Un dispositif qui séduit de plus en plus
La retraite progressive, qui permet de percevoir une part de sa pension tout en conservant une activité à temps partiel, a connu une hausse spectaculaire du nombre de ses bénéficiaires entre juin 2025 et juin 2026, selon les derniers chiffres publiés début juillet par la Caisse nationale de l'assurance vieillesse (Cnav).
"Entre le 30 juin 2025 et le 30 juin 2026, le nombre total de bénéficiaires a été multiplié par près de 1,9"
La progression observée est nette : la Cnav recense 66 800 bénéficiaires au deuxième trimestre 2026, contre 45 948 au 31 décembre 2025 et 34 798 au 30 juin 2025. Cette montée en puissance s'explique par plusieurs facteurs combinés.
Des assouplissements d'accès et des cohortes plus nombreuses
Selon l'organisme, l'accélération tient d'abord aux assouplissements successifs des conditions d'accès au dispositif : ceux-ci facilitent l'ouverture des droits pour un nombre croissant d'assurés souhaitant réduire progressivement leur activité plutôt que cesser immédiatement de travailler.
La Cnav souligne aussi l'effet démographique : l'arrivée à l'âge d'éligibilité de générations plus nombreuses, en particulier celles nées entre 1963 et 1966, augmente mécaniquement le vivier potentiel de candidats à la retraite progressive. Enfin, une meilleure information et une appropriation croissante du dispositif expliquent que de plus en plus d'usagers s'en saisissent.
Comment fonctionne la retraite progressive ?
Instaurée en 1988, la retraite progressive s'adresse aux assurés en fin de carrière qui souhaitent réduire leur temps de travail tout en percevant une fraction de leur pension.

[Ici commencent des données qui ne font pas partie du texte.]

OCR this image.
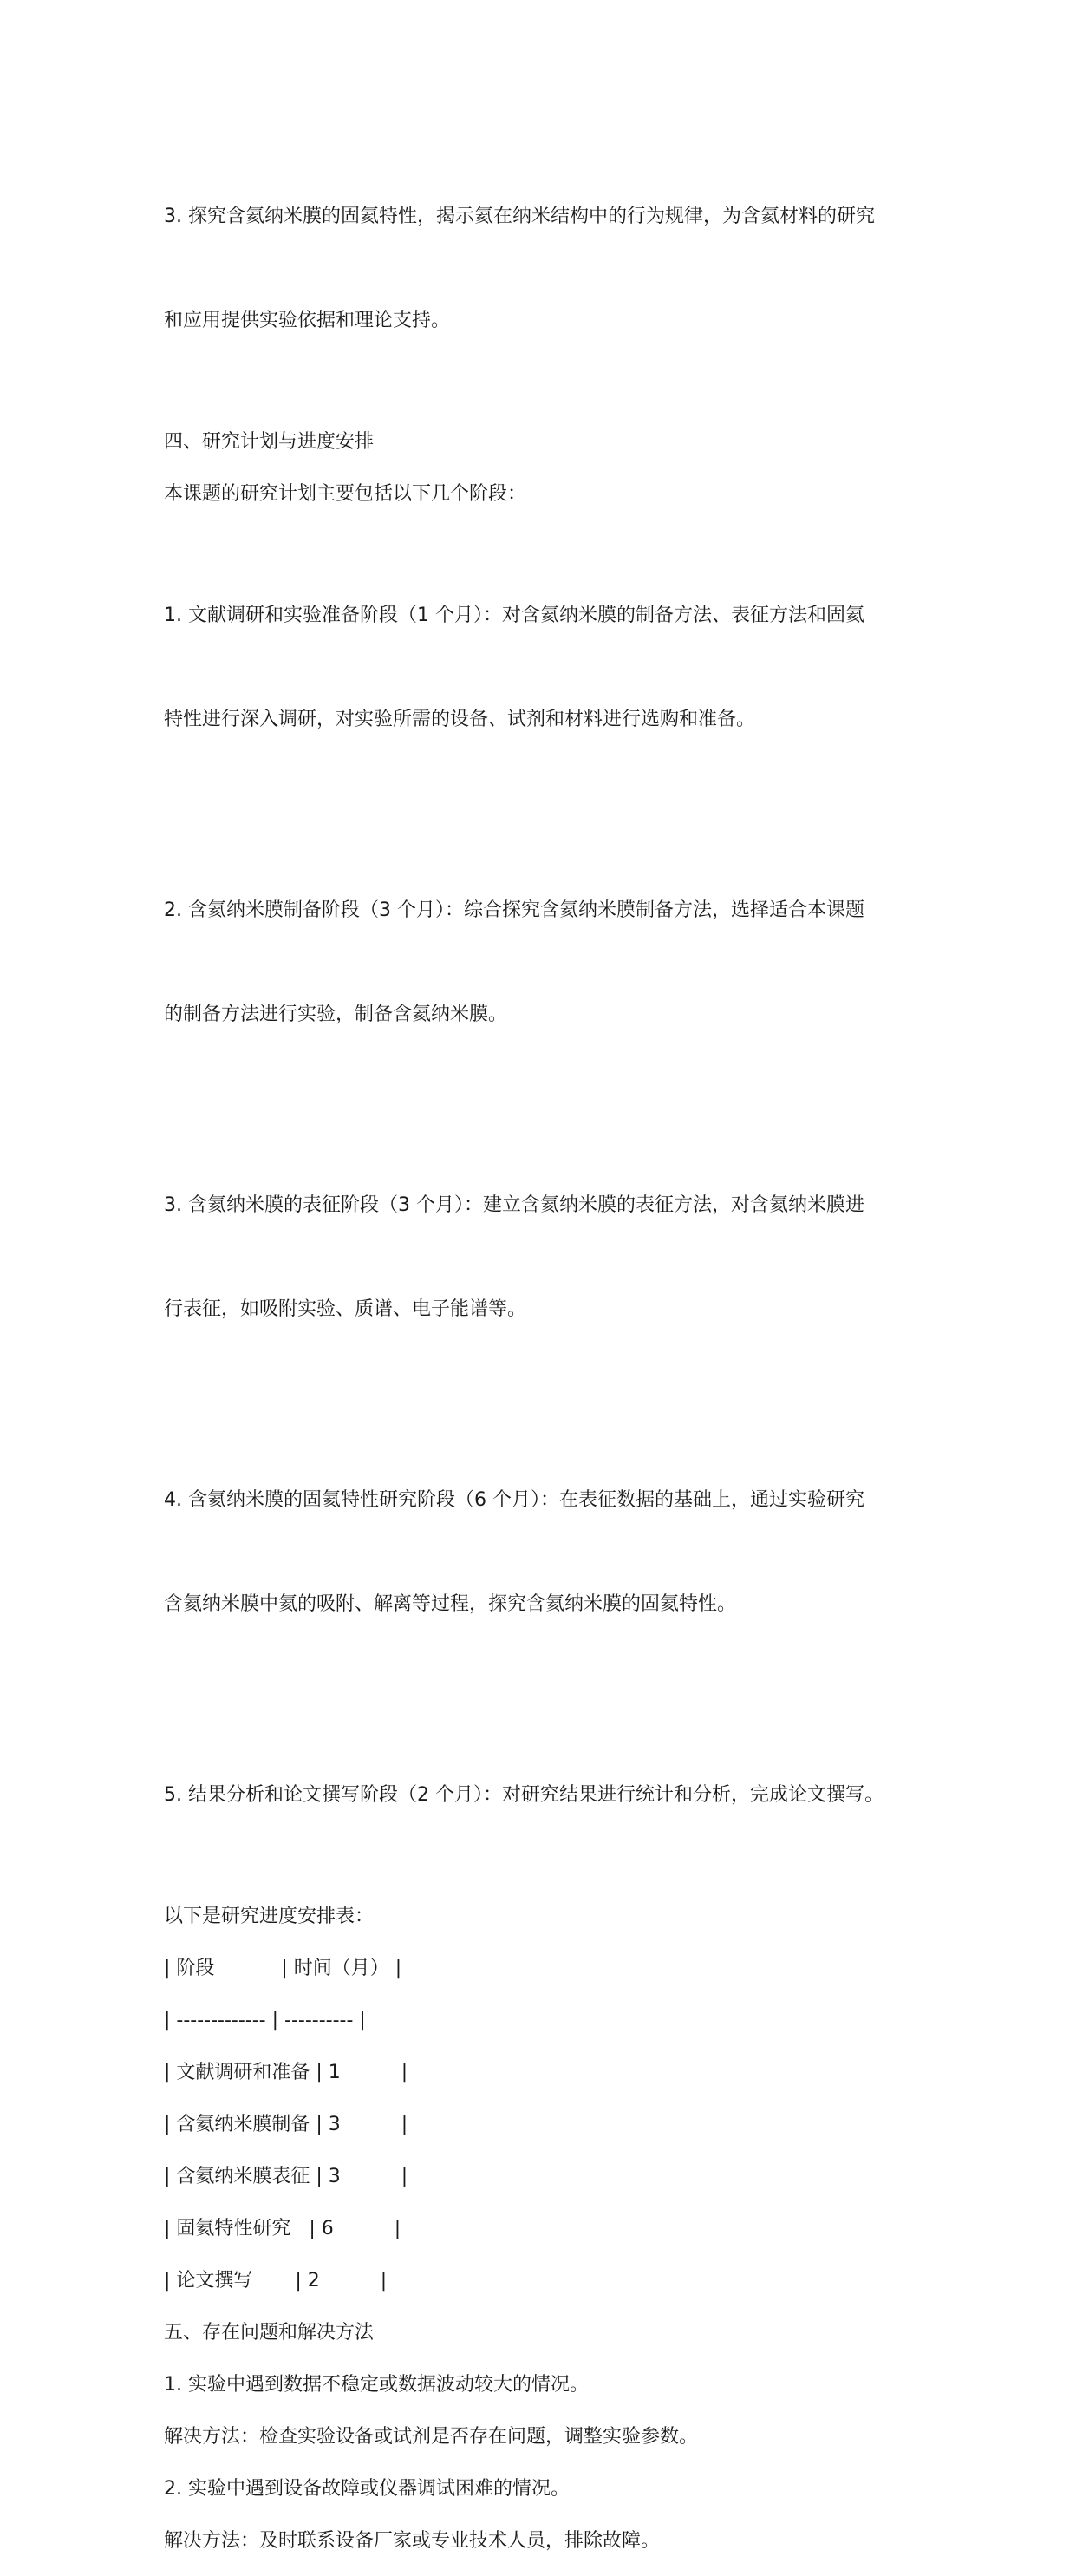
3. 探究含氦纳米膜的固氦特性，揭示氦在纳米结构中的行为规律，为含氦材料的研究

和应用提供实验依据和理论支持。

四、研究计划与进度安排
本课题的研究计划主要包括以下几个阶段：

1. 文献调研和实验准备阶段（1 个月）：对含氦纳米膜的制备方法、表征方法和固氦

特性进行深入调研，对实验所需的设备、试剂和材料进行选购和准备。

2. 含氦纳米膜制备阶段（3 个月）：综合探究含氦纳米膜制备方法，选择适合本课题

的制备方法进行实验，制备含氦纳米膜。

3. 含氦纳米膜的表征阶段（3 个月）：建立含氦纳米膜的表征方法，对含氦纳米膜进

行表征，如吸附实验、质谱、电子能谱等。

4. 含氦纳米膜的固氦特性研究阶段（6 个月）：在表征数据的基础上，通过实验研究

含氦纳米膜中氦的吸附、解离等过程，探究含氦纳米膜的固氦特性。

5. 结果分析和论文撰写阶段（2 个月）：对研究结果进行统计和分析，完成论文撰写。

以下是研究进度安排表：
| 阶段           | 时间（月） |
| ------------- | ---------- |
| 文献调研和准备 | 1          |
| 含氦纳米膜制备 | 3          |
| 含氦纳米膜表征 | 3          |
| 固氦特性研究   | 6          |
| 论文撰写       | 2          |
五、存在问题和解决方法
1. 实验中遇到数据不稳定或数据波动较大的情况。
解决方法：检查实验设备或试剂是否存在问题，调整实验参数。
2. 实验中遇到设备故障或仪器调试困难的情况。
解决方法：及时联系设备厂家或专业技术人员，排除故障。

Les règles essentielles à connaître :
- L'activité à temps partiel doit représenter entre 40 % et 80 % de la durée légale ou conventionnelle.
- Pour les salariés au forfait jours, la fourchette s'établit entre 87 et 174 jours travaillés par an, sur la base d'un forfait annuel de 218 jours.
- Une retraite provisoire est calculée au moment de la demande et seule la part correspondant au temps non travaillé est versée : par exemple, un salarié travaillant à 65 % perçoit 35 % de sa pension.
Conséquences pratiques et points de vigilance
Sur le plan individuel, la retraite progressive facilite une transition graduelle entre activité et cessation d'activité, en combinant revenu salarial et versement partiel de pension. Pour les employeurs et les branches professionnelles, cette évolution nécessite d'anticiper les aménagements d'horaires et les questions de maintien des cotisations.
Du point de vue des régimes de retraite, l'augmentation du nombre de bénéficiaires modifie le calendrier de versement des pensions et la dynamique des cotisations, même si le dispositif ne constitue pas un départ à taux plein immédiat. La Cnav note par ailleurs que la montée en charge reste liée aux conditions d'information et aux pratiques conventionnelles sur le temps partiel.
Tableau : évolution du nombre de bénéficiaires
| Date | Nombre de bénéficiaires |
|---|---|
| 30 juin 2025 | 34 798 |
| 31 décembre 2025 | 45 948 |
| 2e trimestre 2026 | 66 800 |
Perspectives
La tendance observée invite à suivre plusieurs éléments : l'impact des nouvelles conditions d'accès sur la durabilité financière des régimes, l'évolution des pratiques d'emploi à temps partiel chez les seniors, et l'information des assurés sur les droits et les mécanismes de calcul. Si cette forme de départ progressif séduit de plus en plus d'actifs, elle soulève aussi des questions d'équilibre entre continuité d'activité, revenus des futurs retraités et charges pour le système de retraite.